Я кликнул Георгия, и мы отправились в «Интернациональ». Старая прокопченная развалюха была неузнаваема. Ярко горели огни на елке, и их теплый свет отражался в бутылках, бокалах, в меди и никеле стойки. Проститутки, увешанные фальшивыми драгоценностями, с лицами, полными ожидания, чинно сидели в вечерних туалетах за одним из столов.
Ровно в восемь часов в зал строем вошел хор объединенных скотопромышленников. Они выстроились перед дверью по голосам: справа — первый тенор, на другом конце, слева — второй бас Стефан Григоляйт. Вдовец и свиноторговец достал камертон, раздал ноты, и полилось пение на четыре голоса:
— Как трогательно, — сказала Роза, вытирая глаза.
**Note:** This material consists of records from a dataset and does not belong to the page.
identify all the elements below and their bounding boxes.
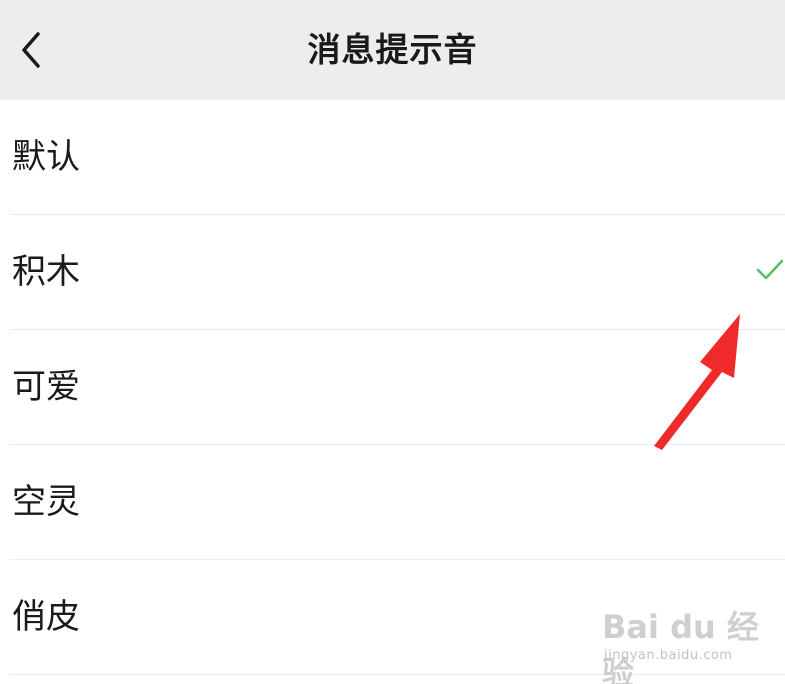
sound-option-label: 积木 xyxy=(12,252,80,292)
sound-option-playful[interactable]: 俏皮 xyxy=(0,560,785,675)
screen: 消息提示音 默认 积木 可爱 空灵 俏皮 Bai du 经验 jingyan.b… xyxy=(0,0,785,684)
checkmark-icon xyxy=(756,259,784,280)
sound-option-label: 空灵 xyxy=(12,482,80,522)
sound-option-cute[interactable]: 可爱 xyxy=(0,330,785,445)
sound-option-label: 默认 xyxy=(12,137,80,177)
sound-option-default[interactable]: 默认 xyxy=(0,100,785,215)
sound-option-ethereal[interactable]: 空灵 xyxy=(0,445,785,560)
row-divider xyxy=(10,674,785,675)
top-bar: 消息提示音 xyxy=(0,0,785,100)
sound-option-label: 俏皮 xyxy=(12,597,80,637)
page-title: 消息提示音 xyxy=(307,30,478,69)
sound-option-label: 可爱 xyxy=(12,367,80,407)
sound-option-blocks[interactable]: 积木 xyxy=(0,215,785,330)
sound-list: 默认 积木 可爱 空灵 俏皮 xyxy=(0,100,785,675)
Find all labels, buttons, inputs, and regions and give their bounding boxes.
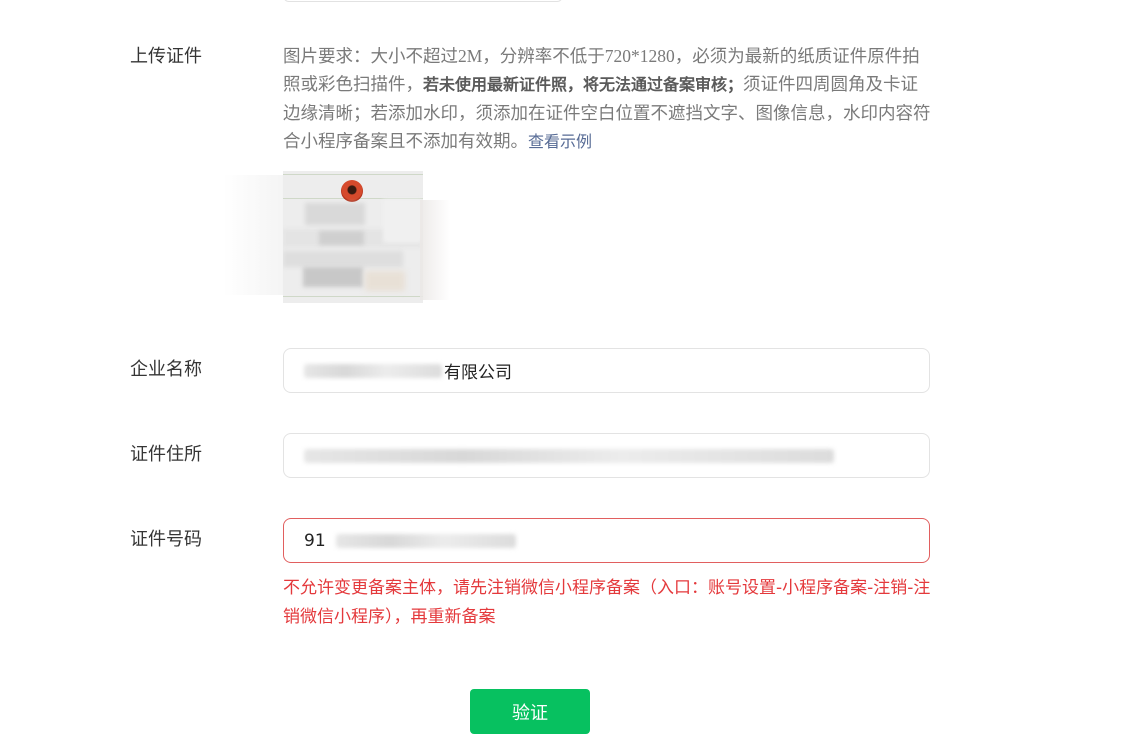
company-name-value: 有限公司	[444, 363, 512, 383]
address-input[interactable]	[283, 433, 930, 478]
view-example-link[interactable]: 查看示例	[528, 132, 592, 151]
company-name-label: 企业名称	[130, 359, 202, 380]
upload-requirements-hint: 图片要求：大小不超过2M，分辨率不低于720*1280，必须为最新的纸质证件原件…	[283, 42, 933, 156]
uploaded-cert-thumbnail[interactable]	[283, 171, 423, 303]
license-number-label: 证件号码	[130, 529, 202, 550]
redacted-text	[304, 363, 442, 378]
redacted-text	[304, 448, 834, 463]
hint-warning-bold: 若未使用最新证件照，将无法通过备案审核；	[423, 75, 744, 94]
previous-field-input[interactable]	[283, 0, 563, 2]
license-number-value: 91	[304, 530, 326, 551]
verify-button[interactable]: 验证	[470, 689, 590, 734]
license-number-error: 不允许变更备案主体，请先注销微信小程序备案（入口：账号设置-小程序备案-注销-注…	[283, 578, 931, 627]
thumb-shadow	[223, 175, 283, 295]
upload-cert-label: 上传证件	[130, 46, 202, 67]
seal-icon	[341, 180, 363, 202]
thumb-shadow-right	[420, 200, 450, 300]
company-name-input[interactable]: 有限公司	[283, 348, 930, 393]
redacted-text	[335, 533, 516, 548]
license-number-input[interactable]: 91	[283, 518, 930, 563]
address-label: 证件住所	[130, 444, 202, 465]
После того как отзвучала вторая строфа, раздались громовые аплодисменты. Хор благодарно раскланялся. Стефан Григоляйт вытер пот со лба.
— Бетховен есть Бетховен, — заявил он. Возражений не последовало. Стефан спрятал носовой платок. — Ну а теперь — к орудию!
Стол был накрыт в большой комнате, отведенной объединению. Посредине на серебряных блюдах, поставленных на маленькие спиртовки, возвышались оба румяных и поджаристых поросенка. Ничему уже больше не удивляясь, они держали в зубах ломтики лимона, а на спинках маленькие зажженные елочки.
Появился Алоис. На нем был свежевыкрашенный фрак, подарок хозяина. Алоис внес полдюжины больших бутылей со штейнхегером и стал наполнять бокалы. С ним вошел и Поттер из общества друзей кремации, задержавшийся на очередном сожжении, которым он руководил.
— Мир сей земле! — провозгласил он с пафосом, пожал руку Розе и сел рядом с ней.
Стефан Григоляйт, сразу же пригласивший Георгия к столу, встал и произнес самую короткую и самую лучшую речь в своей жизни. Он поднял бокал со сверкающим штейнхегером, обвел всех сияющими глазами и воскликнул:
— Будем здоровы!
Затем он снова сел, и Алоис втащил в зал тележку со свиными ножками, квашеной капустой и соленой картошкой. Вошел хозяин с подносом, уставленным высокими стеклянными кружками с золотистым пильзенским пивом.
— Ешь медленнее, Георгий, — сказал я. — Твой желудок должен сначала привыкнуть к жирному мясу.
— Сперва я сам должен ко всему привыкнуть, — сказал он и посмотрел на меня.
— За этим дело не станет, — сказал я. — Нужно только избегать сравнений, тогда все быстро наладится.
Он кивнул и снова склонился над тарелкой.
Внезапно на дальнем конце стола вспыхнула ссора. Послышался громкий каркающий голос Поттера. Он хотел чокнуться с Бушем, табачником, но тот отказался, заявив, что не желает пить, так как хочет побольше съесть.
— А я говорю — чушь! — бранился Поттер. — За едой надо пить! Кто пьет, тот может съесть гораздо больше.
— Глупости! — прогудел Буш, тощий длинный человек с плоским носом и в роговых очках.
Поттер вскочил с места.
— Глупости? И эта говоришь мне ты, филин с трубкой?
— Тихо! — крикнул Стефан Григоляйт. — Никаких ссор на Рождество.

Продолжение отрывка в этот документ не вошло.